Три дня тому назад Вестерос ликовал, празднуя помолвку Кассаны и Эйегона Таргариенов. Столица расцвела: на ярмарках выступали смешливые шуты, люди раскидывали листки камелий со своих балконов, гости со всех Королевств пили, плясали и пировали. На турнире выступали все славные рыцари — даже государь. Его начищенные железные доспехи сверкали и нагревались в лучах утреннего солнца. Джейме Ланнистер, Аддам Марбранд, молодой Брандон Старк, дамский угодник Джон Сноу, шутливый Герольд Дейн и десятки прочих смельчаков седлали вороных коней и обещали своим дамам сердца корону любви и красоты. Пахло свежей травой и ярмарочной карамелью, пахло летом. Эшара сидела в центре трибуны в платье с зелёными рукавами, которое когда-то пленило драконьего короля.
Рыцари надели яркие доспехи. Кроме одного.
Небольшого роста, хрупкого телосложения, в черных доспехах, он назвался Воином Семерых. Точнее, назвал его глашатай. Воин и слова не вымолвил, только сметал противников — одного за другим. Копья ломались, сверкали мечи, слышались глухие удары. Эшара трепетала каждый раз, когда Воин заносил оружие над противником и втыкал его совсем рядом во взрыхленный песок. Джейме Ланнистер, Арис Окхарт, Герольд Дейн, бастард Сноу пали от рук незнакомца с птичьими крыльями на шлеме. Он отказался сражаться лишь с молодым Старком, а верный глашатай объявил, что нет ничего позорнее для благочестивого человека, чем скинуть с седла такого молодого наездника.

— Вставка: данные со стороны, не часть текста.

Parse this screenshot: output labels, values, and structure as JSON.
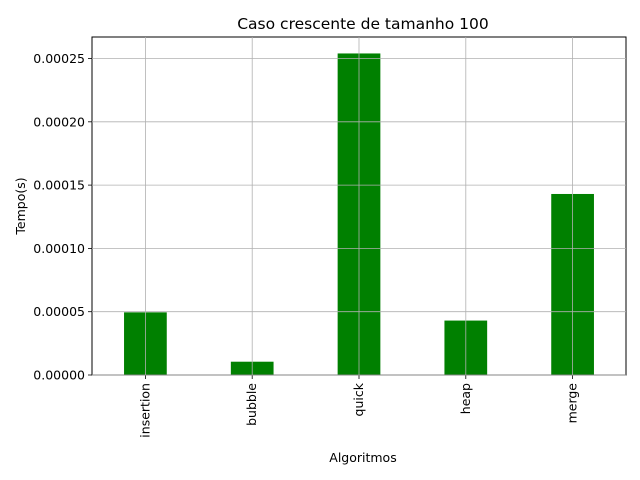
{
  "chart_data": {
    "type": "bar",
    "title": "Caso crescente de tamanho 100",
    "xlabel": "Algoritmos",
    "ylabel": "Tempo(s)",
    "categories": [
      "insertion",
      "bubble",
      "quick",
      "heap",
      "merge"
    ],
    "values": [
      4.95e-05,
      1.05e-05,
      0.000254,
      4.3e-05,
      0.000143
    ],
    "ylim": [
      0,
      0.000267
    ],
    "yticks": [
      "0.00000",
      "0.00005",
      "0.00010",
      "0.00015",
      "0.00020",
      "0.00025"
    ],
    "ytick_values": [
      0,
      5e-05,
      0.0001,
      0.00015,
      0.0002,
      0.00025
    ],
    "bar_color": "#008000",
    "grid": true,
    "grid_color": "#b0b0b0"
  }
}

Воин поднимал пыль, но сам сиял.
Когда пришла очередь короля, Эшара молилась в тени своего царского навеса. Рейегар молча постоял на коленях, затем вспрыгнул на скакуна и пришпорил его. По ту сторону турнирной арены горячо крестился Воин Семерых.
— Мой господин говорит, — молвил глашатай, — что драконы должны бояться теней. Ибо ночь темна и полна ужасов.
Крик Эшары потонул в реве возмущенной толпы. Она не помнила, как шел бой, как гремели раскаленные доспехи, как тряслись трибуны. Помнила только, как свалился с коня Воин Семерых, расцарапав ладони даже через толстые перчатки. Кровь сочилась по его доспехам, а в глотке саднило, но он поднялся с копьем наперевес. И кинулся на короля.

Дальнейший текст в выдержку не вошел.